Yeah, the Irish fought back. They did not quit. But this “thing of ours” is not about spunk and honor in defeat. It mandates and feeds on victory.
WHERE DOES THE OFFENSE GO FROM HERE?
Consider two meetings.
The first is Brian Kelly with himself, perhaps looking in the mirror while shaving. The most dangerous lies are the lies we tell to ourselves. And Kelly must ask himself “How did I, Brian Kelly, not see this coming, how did I let it happen?” And please answer honestly!
The second is with the offensive staff, and maybe even Golson. Denbrock must answer with Kelly as to how the whole offense was overrun. Alford must answer how Folston, 18 months into his Notre Dame career is so completely incompetent at blitz pickup. Hiestand must be asked what went wrong with 7 sacks, ten lost yardage plays and how we fix it, and Matt LaFleur must answer questions about Golson. “What are we as a staff doing now that we must STOP doing?” “What are we as an offensive staff now doing that we must improve or correct?” “What are we as an offensive staff NOT doing that we must START doing?”
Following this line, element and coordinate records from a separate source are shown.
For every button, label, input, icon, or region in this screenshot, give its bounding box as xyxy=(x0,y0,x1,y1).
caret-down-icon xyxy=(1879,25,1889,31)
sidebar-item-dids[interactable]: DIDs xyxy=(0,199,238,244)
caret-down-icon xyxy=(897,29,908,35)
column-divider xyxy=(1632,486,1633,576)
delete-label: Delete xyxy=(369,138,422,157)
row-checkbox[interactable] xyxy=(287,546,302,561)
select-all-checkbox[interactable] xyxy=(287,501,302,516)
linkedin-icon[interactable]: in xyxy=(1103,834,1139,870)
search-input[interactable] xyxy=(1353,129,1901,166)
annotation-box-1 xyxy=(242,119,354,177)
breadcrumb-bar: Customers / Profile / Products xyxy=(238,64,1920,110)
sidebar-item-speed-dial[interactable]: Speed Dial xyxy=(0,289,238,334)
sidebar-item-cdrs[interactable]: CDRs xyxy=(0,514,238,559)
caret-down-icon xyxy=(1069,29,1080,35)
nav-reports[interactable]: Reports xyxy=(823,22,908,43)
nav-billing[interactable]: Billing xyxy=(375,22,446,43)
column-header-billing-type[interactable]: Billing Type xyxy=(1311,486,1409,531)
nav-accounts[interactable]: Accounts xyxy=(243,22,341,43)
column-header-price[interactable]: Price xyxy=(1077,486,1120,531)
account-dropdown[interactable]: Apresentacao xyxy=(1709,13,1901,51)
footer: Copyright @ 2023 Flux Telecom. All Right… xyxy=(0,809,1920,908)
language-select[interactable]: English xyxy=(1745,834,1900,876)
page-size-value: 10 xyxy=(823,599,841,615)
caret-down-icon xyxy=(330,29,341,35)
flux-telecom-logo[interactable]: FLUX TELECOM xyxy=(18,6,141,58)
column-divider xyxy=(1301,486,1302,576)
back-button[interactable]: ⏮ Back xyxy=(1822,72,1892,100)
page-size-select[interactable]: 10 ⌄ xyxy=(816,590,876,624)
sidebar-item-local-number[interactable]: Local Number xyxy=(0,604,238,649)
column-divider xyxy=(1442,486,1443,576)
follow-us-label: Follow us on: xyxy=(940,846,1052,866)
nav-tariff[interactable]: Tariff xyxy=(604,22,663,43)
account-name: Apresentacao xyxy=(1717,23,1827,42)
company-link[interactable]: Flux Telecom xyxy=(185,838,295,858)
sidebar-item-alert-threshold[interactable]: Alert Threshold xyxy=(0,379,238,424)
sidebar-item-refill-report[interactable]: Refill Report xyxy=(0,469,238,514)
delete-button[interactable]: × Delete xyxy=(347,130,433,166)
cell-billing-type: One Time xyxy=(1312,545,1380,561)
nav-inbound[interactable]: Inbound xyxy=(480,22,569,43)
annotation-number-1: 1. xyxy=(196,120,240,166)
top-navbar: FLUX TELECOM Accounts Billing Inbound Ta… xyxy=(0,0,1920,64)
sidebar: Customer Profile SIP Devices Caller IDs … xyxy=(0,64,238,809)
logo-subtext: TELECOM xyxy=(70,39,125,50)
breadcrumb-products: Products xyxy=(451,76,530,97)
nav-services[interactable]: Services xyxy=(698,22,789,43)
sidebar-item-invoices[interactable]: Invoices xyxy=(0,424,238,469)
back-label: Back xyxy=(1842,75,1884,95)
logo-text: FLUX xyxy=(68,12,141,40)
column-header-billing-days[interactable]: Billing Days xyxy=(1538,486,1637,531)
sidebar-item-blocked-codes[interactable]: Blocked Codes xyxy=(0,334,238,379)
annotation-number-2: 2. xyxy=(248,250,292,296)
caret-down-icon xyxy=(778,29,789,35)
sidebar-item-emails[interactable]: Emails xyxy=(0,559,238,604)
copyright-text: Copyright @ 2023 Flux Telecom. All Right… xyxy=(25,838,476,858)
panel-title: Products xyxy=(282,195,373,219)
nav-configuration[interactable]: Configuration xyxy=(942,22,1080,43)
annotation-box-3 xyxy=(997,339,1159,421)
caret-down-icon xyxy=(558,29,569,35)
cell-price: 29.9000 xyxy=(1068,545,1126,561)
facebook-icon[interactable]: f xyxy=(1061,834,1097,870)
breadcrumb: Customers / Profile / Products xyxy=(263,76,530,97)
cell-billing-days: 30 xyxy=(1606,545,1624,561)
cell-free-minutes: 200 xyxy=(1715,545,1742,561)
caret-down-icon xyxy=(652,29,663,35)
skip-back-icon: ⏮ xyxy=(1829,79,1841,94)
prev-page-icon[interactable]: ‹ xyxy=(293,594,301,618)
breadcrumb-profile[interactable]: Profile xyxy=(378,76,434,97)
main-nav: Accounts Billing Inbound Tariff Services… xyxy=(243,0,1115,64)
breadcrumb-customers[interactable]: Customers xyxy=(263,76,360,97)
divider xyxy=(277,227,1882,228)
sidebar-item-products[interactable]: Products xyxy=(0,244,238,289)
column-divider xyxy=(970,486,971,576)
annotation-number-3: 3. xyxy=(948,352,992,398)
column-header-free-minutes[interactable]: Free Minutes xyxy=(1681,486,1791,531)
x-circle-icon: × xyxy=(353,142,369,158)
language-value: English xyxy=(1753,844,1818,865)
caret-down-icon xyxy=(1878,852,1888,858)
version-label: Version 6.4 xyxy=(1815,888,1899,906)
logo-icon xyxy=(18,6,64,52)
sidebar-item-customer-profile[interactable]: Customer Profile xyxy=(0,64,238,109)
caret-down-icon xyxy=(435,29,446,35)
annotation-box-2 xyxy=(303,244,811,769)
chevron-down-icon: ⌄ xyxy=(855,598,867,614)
And Golson must be asked, calmly, paternally, rehabilitatively, what we can do to help him and what he will do to help us. “Fix the problems, not the blame.”
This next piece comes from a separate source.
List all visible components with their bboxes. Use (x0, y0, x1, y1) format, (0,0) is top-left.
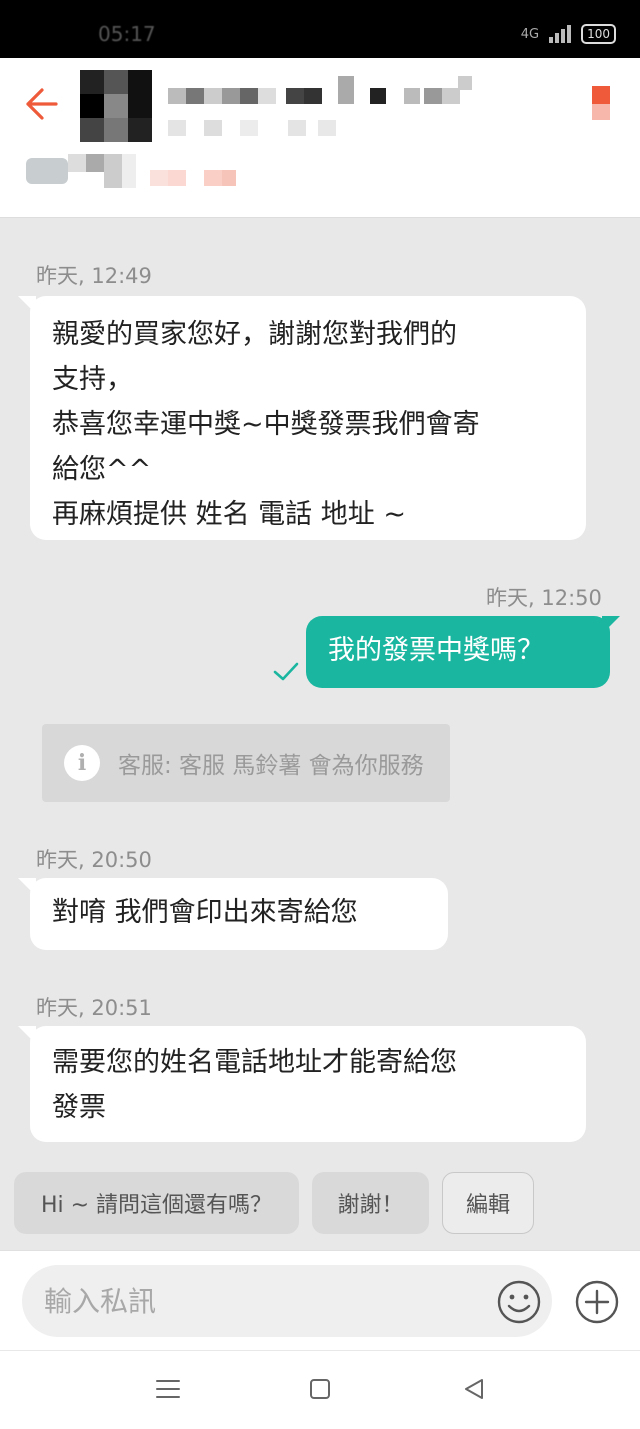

22 plays. That is the total aggregate of turnovers committed, sacks allowed and plays for loss allowed.
That just won’t do.
WHAT’S AT STAKE NOW?
Certainly not a playoff birth. But suddenly, the rest of the season now becomes as important for 2015 and beyond as it does for successfully concluding 2014. This is a tricky time, as the playoff bubble has burst. The coaches and players have to decide RIGHT NOW how they’re going to respond against Northwestern, Louisville and USC and in a bowl game. That response, that level of dedication, focus and accountability, or its absence, will materialy impact 2015. With four games left, the coaches and team can commit to have the best four game stretch since 2012. Anything less…….
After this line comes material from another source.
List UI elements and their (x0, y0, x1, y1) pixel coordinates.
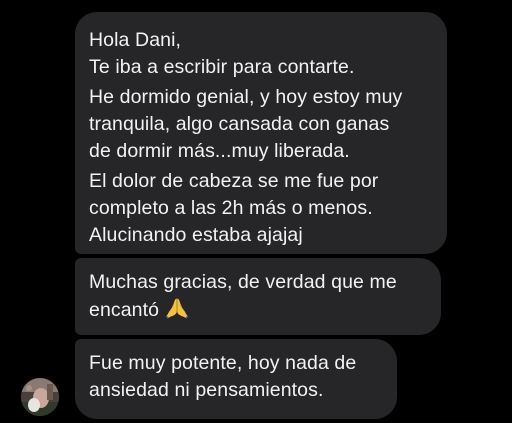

WHAT WILL WE SEE AGAINST NORTHWESTERN?
(1) A second tier program in a decaying conference. The Wildcats are 3-6 and several notches below Fitzgerald’s best squads.
(2) 50 years later, a fond memory of Ara Raoul Parseghian. Bum Phillips used to say that the mark of a great coach was “he can take your’n and beat his’n and take his’n and beat your’n”. Ara was the head coach for 13 Northwestern-Notre Dame games. Ara was 13-0, ND 9-4 and Northwestern 4-9 in those same 13 games. Somewhere, Bum Phillips smiled.
(3) Northwestern scores 18 points per game, yields 23 points per game. They gain 324 yards per game, yield 373 per game. Their best win was against Wisconsin, their worst loss against Northern Illinois.
(4) Last chance for the Irish to play a lot of reserves, as two solid teams complete the regular season for the Irish: Louisville and USC.
For those who want the Irish to fight back and respond to the embarrassment in Tempe, it makes sense, and moral and emotional symmetry, to get all in and root hard for the squad.